Alasannya, sejak awal Sutan diperiksa dalam kasus dugaan penerimaan tunjangan hari raya (THR) dari Kepala SKK Migas Rudi Rubiandini namun ditersangkakan dalam kasus gratifikasi pembahasan APBN-P Kementerian ESDM di Komisi VII DPR.
"Sutan merasa ada pembohongan dan pengalihan karena tidak pernah diberitahu alasan-alasan penetapannya sebagai tersangka. Selama ini dia diperiksa terkait dugaan menerima THR dan itu sudah dibantah lantas kenapa sekarang sebagai tersangka gratifikasi APBN-P," kata kuasa hukum Sutan, Eggi Sudjana, di Jakarta, Kamis (26/2/2015).
Eggi menilai, posisi Sutan lebih menguntungkan jika dibanding Budi Gunawan (BG) dalam mengajukan praperadilan.

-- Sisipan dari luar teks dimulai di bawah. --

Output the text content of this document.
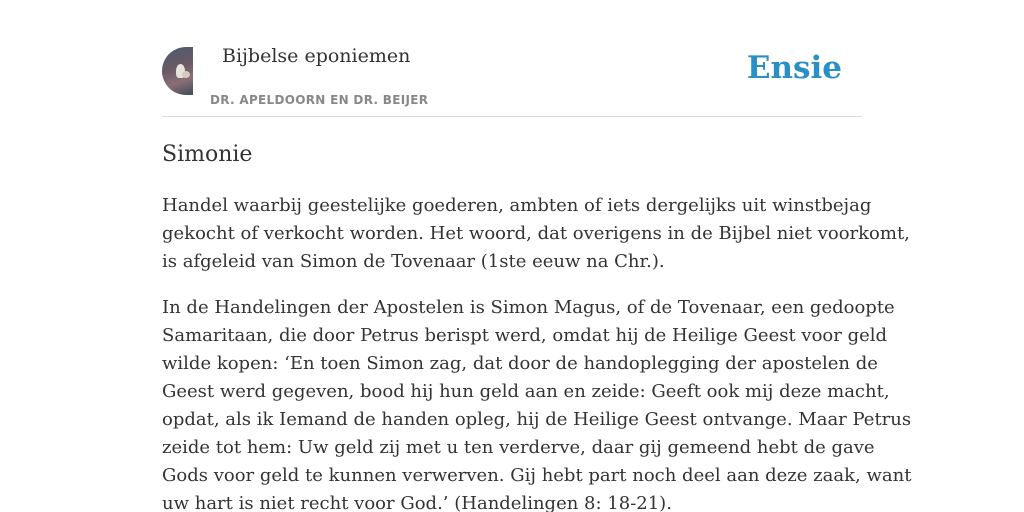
Bijbelse eponiemen
DR. APELDOORN EN DR. BEIJER
Ensie
Simonie

Handel waarbij geestelijke goederen, ambten of iets dergelijks uit winstbejag
gekocht of verkocht worden. Het woord, dat overigens in de Bijbel niet voorkomt,
is afgeleid van Simon de Tovenaar (1ste eeuw na Chr.).

In de Handelingen der Apostelen is Simon Magus, of de Tovenaar, een gedoopte
Samaritaan, die door Petrus berispt werd, omdat hij de Heilige Geest voor geld
wilde kopen: ‘En toen Simon zag, dat door de handoplegging der apostelen de
Geest werd gegeven, bood hij hun geld aan en zeide: Geeft ook mij deze macht,
opdat, als ik Iemand de handen opleg, hij de Heilige Geest ontvange. Maar Petrus
zeide tot hem: Uw geld zij met u ten verderve, daar gij gemeend hebt de gave
Gods voor geld te kunnen verwerven. Gij hebt part noch deel aan deze zaak, want
uw hart is niet recht voor God.’ (Handelingen 8: 18-21).
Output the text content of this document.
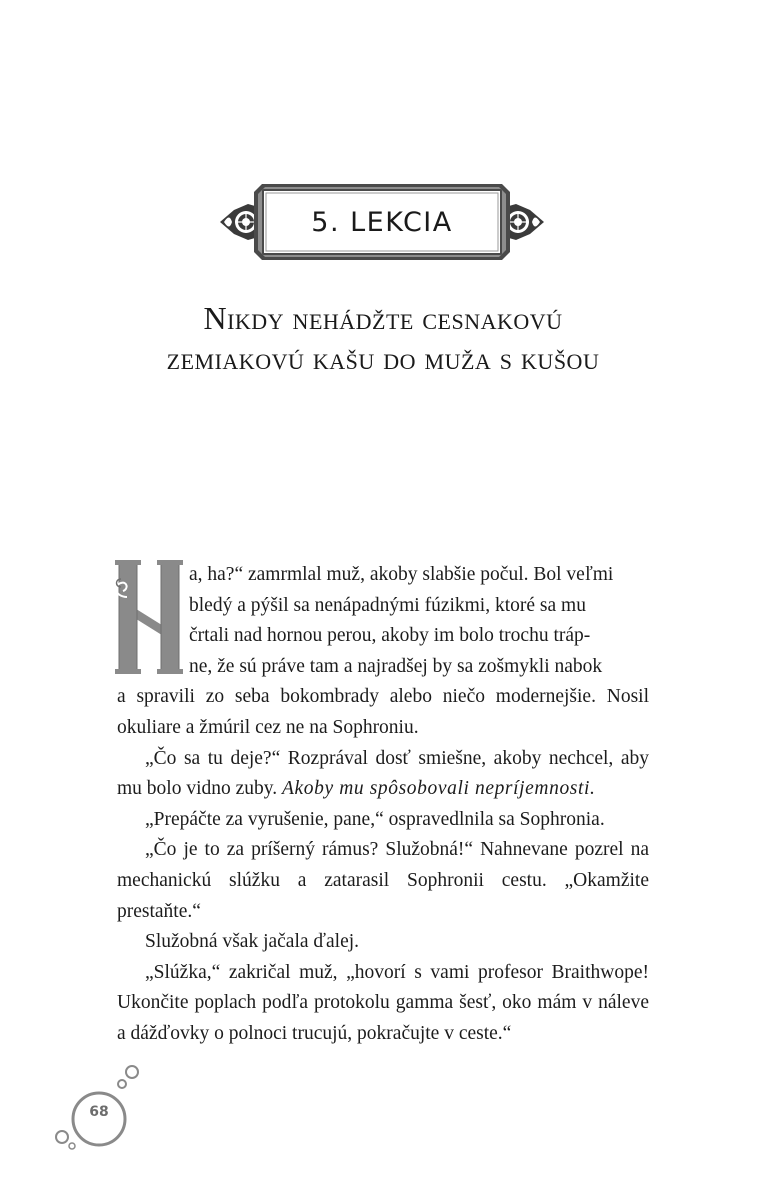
5. LEKCIA
Nikdy nehádžte cesnakovú
zemiakovú kašu do muža s kušou

a, ha?“ zamrmlal muž, akoby slabšie počul. Bol veľmi
bledý a pýšil sa nenápadnými fúzikmi, ktoré sa mu
črtali nad hornou perou, akoby im bolo trochu tráp-
ne, že sú práve tam a najradšej by sa zošmykli nabok
a spravili zo seba bokombrady alebo niečo modernejšie. Nosil okuliare a žmúril cez ne na Sophroniu.

„Čo sa tu deje?“ Rozprával dosť smiešne, akoby nechcel, aby mu bolo vidno zuby. Akoby mu spôsobovali nepríjemnosti.

„Prepáčte za vyrušenie, pane,“ ospravedlnila sa Sophronia.

„Čo je to za príšerný rámus? Služobná!“ Nahnevane pozrel na mechanickú slúžku a zatarasil Sophronii cestu. „Okamžite prestaňte.“

Služobná však jačala ďalej.

„Slúžka,“ zakričal muž, „hovorí s vami profesor Braithwope! Ukončite poplach podľa protokolu gamma šesť, oko mám v náleve a dážďovky o polnoci trucujú, pokračujte v ceste.“

68
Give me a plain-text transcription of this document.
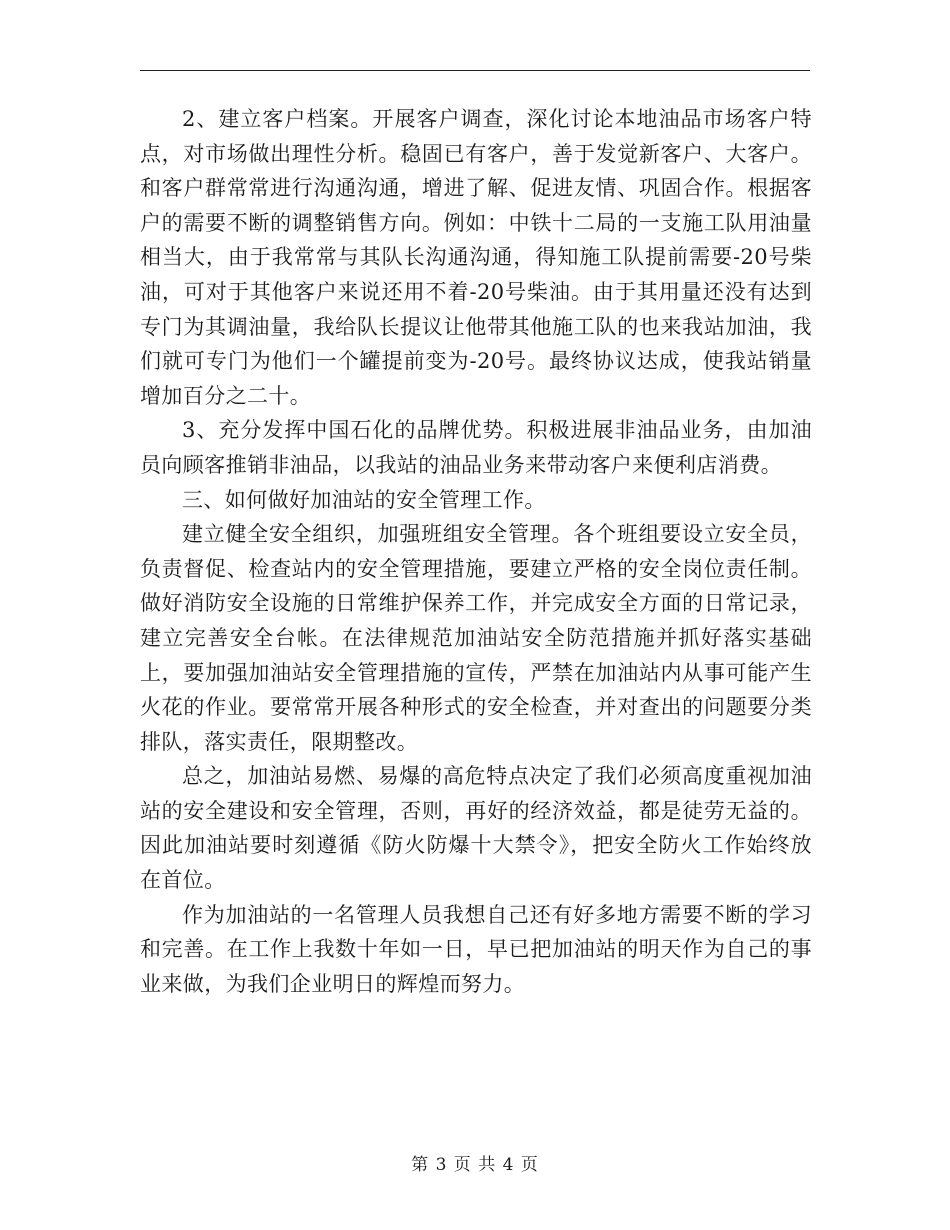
2、建立客户档案。开展客户调查，深化讨论本地油品市场客户特点，对市场做出理性分析。稳固已有客户，善于发觉新客户、大客户。和客户群常常进行沟通沟通，增进了解、促进友情、巩固合作。根据客户的需要不断的调整销售方向。例如：中铁十二局的一支施工队用油量相当大，由于我常常与其队长沟通沟通，得知施工队提前需要-20号柴油，可对于其他客户来说还用不着-20号柴油。由于其用量还没有达到专门为其调油量，我给队长提议让他带其他施工队的也来我站加油，我们就可专门为他们一个罐提前变为-20号。最终协议达成，使我站销量增加百分之二十。

3、充分发挥中国石化的品牌优势。积极进展非油品业务，由加油员向顾客推销非油品，以我站的油品业务来带动客户来便利店消费。

三、如何做好加油站的安全管理工作。

建立健全安全组织，加强班组安全管理。各个班组要设立安全员，负责督促、检查站内的安全管理措施，要建立严格的安全岗位责任制。做好消防安全设施的日常维护保养工作，并完成安全方面的日常记录，建立完善安全台帐。在法律规范加油站安全防范措施并抓好落实基础上，要加强加油站安全管理措施的宣传，严禁在加油站内从事可能产生火花的作业。要常常开展各种形式的安全检查，并对查出的问题要分类排队，落实责任，限期整改。

总之，加油站易燃、易爆的高危特点决定了我们必须高度重视加油站的安全建设和安全管理，否则，再好的经济效益，都是徒劳无益的。因此加油站要时刻遵循《防火防爆十大禁令》，把安全防火工作始终放在首位。

作为加油站的一名管理人员我想自己还有好多地方需要不断的学习和完善。在工作上我数十年如一日，早已把加油站的明天作为自己的事业来做，为我们企业明日的辉煌而努力。

第 3 页 共 4 页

Sebab, KPK telah menggunakan upaya paksa kepada Sutan yakni, penahanan.
"Berdasarkan Pasal 51 KUHAP, tersangka berhak diberitahukan dengan jelas apa yang disangkakan kepadanya pada waktu
pemeriksaan dimulai," ujarnya.
Menurutnya, UU KPK membuka ruang bagi tersangka yang merasa dirugikan berhak mengajukan gugatan rehabilitasi maupun kompensasi sebagaimana Pasal 63 UU KPK.
Eggi menyebut, dalam gugatan praperadilan yang rencananya bakal didaftarkan Senin (2/3/2015) atau Rabu (4/3/2015) pihaknya juga menuntut ganti rugi Rp 300 miliar kepada KPK. Alasannya, setelah ditersangkakan KPK, pendiri Partai Demokrat itu kehilangan suara pada Pemilu 2014.
"Yang diharapkan, Sutan minta ganti rugi Rp 300 miliar, karena suaranya hilang akibat penetapan tersangka," ujarnya.
Dalam testimoninya yang dibacakan kuasa hukum lainnya, Razman Nasution, disebutkan bahwa, tuduhan SKK Migas memberi THR ke Komisi VII melalui Sutan tidak terbukti dalam persidangan Rudi Rubiandini.
Sutan justru merasa telah menyelamatkan keuangan negara Rp 4 triliun sesuai dengan nilai kontrak antara PT Reckin dan PT Timas lantaran menolak memenuhi permintaan pihak PT Reckin yang diwakili Deni Karmaina untuk memenangkan perusahaan tersebut dalam lelang di SKK Migas.
"Deni Karmaina berjanji akan memberikan saya 5 juta dolar AS untuk memenangkan PT Reckin. Saudara Eka Putra menekan saya untuk memenangkan PT Reckin tetapi saya tidak mau," kata Sutan dalam testimoninya.